Roasted pineapple and brunoise:
1 medium pineapple, peeled and trimmed
3 tablespoons olive oil
1/4 cup plus 1/2 teaspoons sugar
32 basil leaves
2 tablespoons lemon juice

Cooking Instructions
Basil sorbet: In a medium saucepan, bring 2 1/2 cups water and the sugar to a boil. Add the pineapple and apples, and simmer for 2 minutes. Add half the basil leaves. Cover, remove from heat, and allow to steep for 15 minutes. Place the mixture in a blender and puree. Add the remaining basil leaves and blend until smooth. It may be necessary to puree in several batches. Strain through a fine sieve into a stainless-steel bowl set over a bowl of ice water. When it's cold, stir in the pineapple and lemon juices. Pour into an ice-cream machine and churn according to the manufacturer's instructions.

Roasted pineapple:
Cut the pineapple in half lengthwise, remove core, and cut each half into six segments, allowing two slices per serving.

Finely dice two of the pineapple segments, and set aside in a bowl. Place the two remaining pineapple segments in the bowl of a food processor with 8 to 10 basil leaves and pulse several times until the mixture is a light-green color. Strain through a fine sieve and add the liquid to the finely diced pineapple. Allow mixture to marinate for 1 to 2 hours in the refrigerator.

Heat 2 tablespoons oil in a medium sauté pan over high heat.
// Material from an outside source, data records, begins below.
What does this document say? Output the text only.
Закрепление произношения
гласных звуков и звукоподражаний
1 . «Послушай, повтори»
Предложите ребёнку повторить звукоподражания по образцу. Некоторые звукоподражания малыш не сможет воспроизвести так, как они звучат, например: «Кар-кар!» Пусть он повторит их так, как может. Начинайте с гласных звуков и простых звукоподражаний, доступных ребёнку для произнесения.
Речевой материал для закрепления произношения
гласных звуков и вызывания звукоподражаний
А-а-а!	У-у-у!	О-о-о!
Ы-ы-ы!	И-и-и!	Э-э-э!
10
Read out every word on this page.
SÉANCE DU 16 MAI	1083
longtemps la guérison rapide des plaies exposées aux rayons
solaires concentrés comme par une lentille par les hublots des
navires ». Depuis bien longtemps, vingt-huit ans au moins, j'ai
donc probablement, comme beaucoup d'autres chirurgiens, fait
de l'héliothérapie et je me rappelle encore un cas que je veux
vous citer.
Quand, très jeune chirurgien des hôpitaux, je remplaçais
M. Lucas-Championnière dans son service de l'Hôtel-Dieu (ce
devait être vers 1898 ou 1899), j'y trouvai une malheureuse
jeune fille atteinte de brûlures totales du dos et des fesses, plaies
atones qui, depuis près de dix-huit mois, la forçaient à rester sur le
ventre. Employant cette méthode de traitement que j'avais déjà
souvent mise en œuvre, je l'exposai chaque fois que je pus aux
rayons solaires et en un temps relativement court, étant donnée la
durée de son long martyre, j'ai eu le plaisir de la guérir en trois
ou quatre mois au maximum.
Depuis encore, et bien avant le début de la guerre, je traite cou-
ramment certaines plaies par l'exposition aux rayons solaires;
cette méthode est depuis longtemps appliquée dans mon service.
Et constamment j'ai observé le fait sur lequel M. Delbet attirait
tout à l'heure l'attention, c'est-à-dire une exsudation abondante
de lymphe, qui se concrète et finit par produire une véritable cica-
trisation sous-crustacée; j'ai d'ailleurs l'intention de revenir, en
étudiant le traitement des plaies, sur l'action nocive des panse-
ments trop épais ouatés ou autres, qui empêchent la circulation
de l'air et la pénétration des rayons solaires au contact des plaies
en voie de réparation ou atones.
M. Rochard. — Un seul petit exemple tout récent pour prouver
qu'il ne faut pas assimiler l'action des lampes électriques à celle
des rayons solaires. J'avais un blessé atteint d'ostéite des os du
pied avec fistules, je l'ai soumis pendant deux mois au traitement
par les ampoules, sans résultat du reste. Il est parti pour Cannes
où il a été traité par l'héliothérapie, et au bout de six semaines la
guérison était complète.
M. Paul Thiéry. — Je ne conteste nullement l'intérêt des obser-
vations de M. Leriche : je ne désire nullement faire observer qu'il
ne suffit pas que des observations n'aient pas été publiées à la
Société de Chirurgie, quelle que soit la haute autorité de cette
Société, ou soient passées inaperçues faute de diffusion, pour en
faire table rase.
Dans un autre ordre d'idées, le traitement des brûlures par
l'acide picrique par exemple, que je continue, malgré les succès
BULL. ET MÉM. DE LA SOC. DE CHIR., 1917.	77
Sprinkle 4 pineapple segments with 1 teaspoon of sugar and place sugar-side-down in the pan to sear. Sprinkle with 1 teaspoon sugar, and cover with about 10 basil leaves. Turn the pineapple segments when they brown slightly. Cook until the second side is brown and caramelized, and the basil has become crisp but remains green. Remove the pineapple and basil from the pan, and set aside on a platter. Repeat with remaining pineapple slices. (The pineapple can be seared ahead of time and reheated in the caramel just before serving.)

Leave 3 to 4 basil leaves in the saute pan and add the remaining sugar, leaving the heat high. When the sugar caramelizes, add the remaining oil and deglaze the pan with the lemon juice. Cook together for 2 minutes over low heat. (The oil will separate from the caramel.)

Arrange 2 pineapple segments on a plate with a few roasted basil leaves. Spoon a pool of the pineapple-basil brunoise next to the roasted fruit. Top with a scoop of basil sorbet. Drizzle the caramel sauce around the plate.